Além disso, ensinar biologia significa lidar com a própria natureza da curiosidade. O professor desperta no aluno a capacidade de observar, questionar e compreender fenômenos complexos — qualidades essenciais à sustentabilidade e à ética ambiental. Em tempos de negacionismo científico e crise ecológica, o educador torna-se uma espécie de resistência evolutiva, preservando o valor da razão e o respeito à evidência. Como observou Paulo Freire (1996), “ensinar não é transferir conhecimento, mas criar possibilidades para a sua produção”.
“Os professores inspiram, os mestres transformam.”
— Willian Arthur Ward, escritor norte-americano
Herdeiros de uma longa linhagem
Os professores pertencem a uma linhagem ancestral. Desde os primeiros naturalistas que ensinaram ao ar livre até os cientistas que hoje ocupam salas virtuais, há um fio que une a curiosidade humana à vocação pedagógica.
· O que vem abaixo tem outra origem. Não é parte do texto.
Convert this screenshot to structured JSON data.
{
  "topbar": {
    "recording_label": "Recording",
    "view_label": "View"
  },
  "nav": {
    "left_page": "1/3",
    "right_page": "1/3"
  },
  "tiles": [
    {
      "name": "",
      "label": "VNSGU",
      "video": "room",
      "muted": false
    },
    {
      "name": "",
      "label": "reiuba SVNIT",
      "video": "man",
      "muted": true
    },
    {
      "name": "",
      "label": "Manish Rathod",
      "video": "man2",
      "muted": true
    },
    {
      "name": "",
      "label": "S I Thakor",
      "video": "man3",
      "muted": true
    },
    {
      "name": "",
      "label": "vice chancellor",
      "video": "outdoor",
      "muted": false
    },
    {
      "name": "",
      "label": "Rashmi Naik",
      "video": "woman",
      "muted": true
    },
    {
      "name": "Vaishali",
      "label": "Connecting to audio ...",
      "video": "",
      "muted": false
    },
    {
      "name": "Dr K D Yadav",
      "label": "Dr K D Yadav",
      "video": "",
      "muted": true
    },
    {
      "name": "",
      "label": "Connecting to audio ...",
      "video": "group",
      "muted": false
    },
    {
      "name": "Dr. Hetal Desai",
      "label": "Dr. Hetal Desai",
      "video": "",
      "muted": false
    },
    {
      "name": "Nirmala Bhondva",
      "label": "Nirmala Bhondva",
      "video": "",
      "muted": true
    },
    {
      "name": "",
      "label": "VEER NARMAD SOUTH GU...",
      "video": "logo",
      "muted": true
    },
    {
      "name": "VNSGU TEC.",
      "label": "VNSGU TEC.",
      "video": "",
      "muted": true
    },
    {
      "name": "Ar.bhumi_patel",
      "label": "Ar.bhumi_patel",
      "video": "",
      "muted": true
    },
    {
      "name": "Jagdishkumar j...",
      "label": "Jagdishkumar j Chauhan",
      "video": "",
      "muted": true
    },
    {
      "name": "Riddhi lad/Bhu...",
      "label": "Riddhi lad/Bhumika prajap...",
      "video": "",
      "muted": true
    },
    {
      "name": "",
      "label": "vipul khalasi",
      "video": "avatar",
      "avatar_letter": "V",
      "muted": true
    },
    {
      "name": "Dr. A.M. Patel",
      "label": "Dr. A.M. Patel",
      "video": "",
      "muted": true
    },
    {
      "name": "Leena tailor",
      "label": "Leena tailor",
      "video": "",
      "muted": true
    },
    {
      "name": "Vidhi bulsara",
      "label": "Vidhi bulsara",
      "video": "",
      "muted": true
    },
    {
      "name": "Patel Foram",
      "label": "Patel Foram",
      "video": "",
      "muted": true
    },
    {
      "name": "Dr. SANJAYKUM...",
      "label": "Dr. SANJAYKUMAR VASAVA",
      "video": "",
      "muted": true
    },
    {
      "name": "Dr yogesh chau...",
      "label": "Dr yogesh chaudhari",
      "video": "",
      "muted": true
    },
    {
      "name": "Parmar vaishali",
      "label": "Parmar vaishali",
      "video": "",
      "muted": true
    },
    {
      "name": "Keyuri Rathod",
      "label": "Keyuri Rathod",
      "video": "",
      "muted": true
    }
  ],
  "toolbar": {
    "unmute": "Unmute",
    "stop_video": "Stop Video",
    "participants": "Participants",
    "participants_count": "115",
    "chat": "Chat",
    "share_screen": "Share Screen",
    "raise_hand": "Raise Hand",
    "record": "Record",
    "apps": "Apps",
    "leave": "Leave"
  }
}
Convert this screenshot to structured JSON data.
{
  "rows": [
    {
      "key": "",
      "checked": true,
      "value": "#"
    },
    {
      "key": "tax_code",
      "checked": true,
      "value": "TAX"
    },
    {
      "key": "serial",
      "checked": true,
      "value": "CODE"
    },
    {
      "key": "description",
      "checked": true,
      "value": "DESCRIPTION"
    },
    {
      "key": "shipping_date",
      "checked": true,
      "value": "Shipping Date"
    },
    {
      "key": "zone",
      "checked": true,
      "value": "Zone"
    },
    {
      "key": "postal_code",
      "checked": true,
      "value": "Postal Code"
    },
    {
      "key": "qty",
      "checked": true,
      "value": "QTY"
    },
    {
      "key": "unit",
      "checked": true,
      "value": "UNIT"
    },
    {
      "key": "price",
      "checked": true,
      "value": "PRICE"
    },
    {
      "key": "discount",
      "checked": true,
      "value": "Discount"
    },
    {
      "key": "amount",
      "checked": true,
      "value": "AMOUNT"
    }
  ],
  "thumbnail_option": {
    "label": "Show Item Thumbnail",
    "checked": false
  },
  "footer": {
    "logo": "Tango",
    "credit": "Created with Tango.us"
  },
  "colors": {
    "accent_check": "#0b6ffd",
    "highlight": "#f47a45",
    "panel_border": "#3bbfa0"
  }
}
Gregor Mendel, por exemplo, era monge e professor: sua paciência em cultivar ervilhas não foi apenas científica, mas profundamente educativa. Charles Darwin, ao relatar suas descobertas, também ensinava — não apenas aos colegas cientistas, mas a toda a humanidade — a importância de compreender a vida em sua complexidade.
Entre os biólogos contemporâneos, muitos seguem esse mesmo caminho: pesquisam e, simultaneamente, educam. A sala de aula se torna extensão do campo, e o campo, uma sala sem paredes. A fronteira entre aprender e ensinar dissolve-se, dando origem a uma experiência dinâmica, em que ambos os lados crescem. A docência, assim, é essencial para a ciência.
Celebrar o Dia do Professor é, portanto, celebrar a continuidade da vida do conhecimento. É reconhecer que, tal como a fotossíntese sustenta os ecossistemas, o ensino sustenta as sociedades. E, se a biologia nos ensina algo, é que nenhum ser — nem mesmo o mais forte — sobrevive isolado. O saber, como a biodiversidade, só prospera quando compartilhado.
O professor é, enfim, um “jardineiro da mente humana”. Nesse sentido, planta ideias, cultiva dúvidas, poda preconceitos e colhe compreensão. Sua missão é tão vital quanto a dos polinizadores que mantêm a vida em movimento. E, como toda espécie essencial, merece ser protegida, valorizada e celebrada.
“A educação é a arma mais poderosa que você pode usar para mudar o mundo.”
— Nelson Mandela
Fontes e referências:
- Freire, P. (1996). Pedagogia da Autonomia: saberes necessários à prática educativa. São Paulo: Paz e Terra. [PDF]
- Margulis, L. & Sagan, D. (1995). What Is Life?. Berkeley: University of California Press.
- Wilson, E. O. (1998). Consilience: The Unity of Knowledge. New York: Knopf. [PDF]
- Maturana, H., & Varela, F. (1980). Autopoiesis and Cognition: The Realization of the Living. Dordrecht: Springer.
- Odum, E. P. (1983). Basic Ecology. Philadelphia: Saunders College Publishing.
- Morin, E. (2000). Os Sete Saberes Necessários à Educação do Futuro. UNESCO.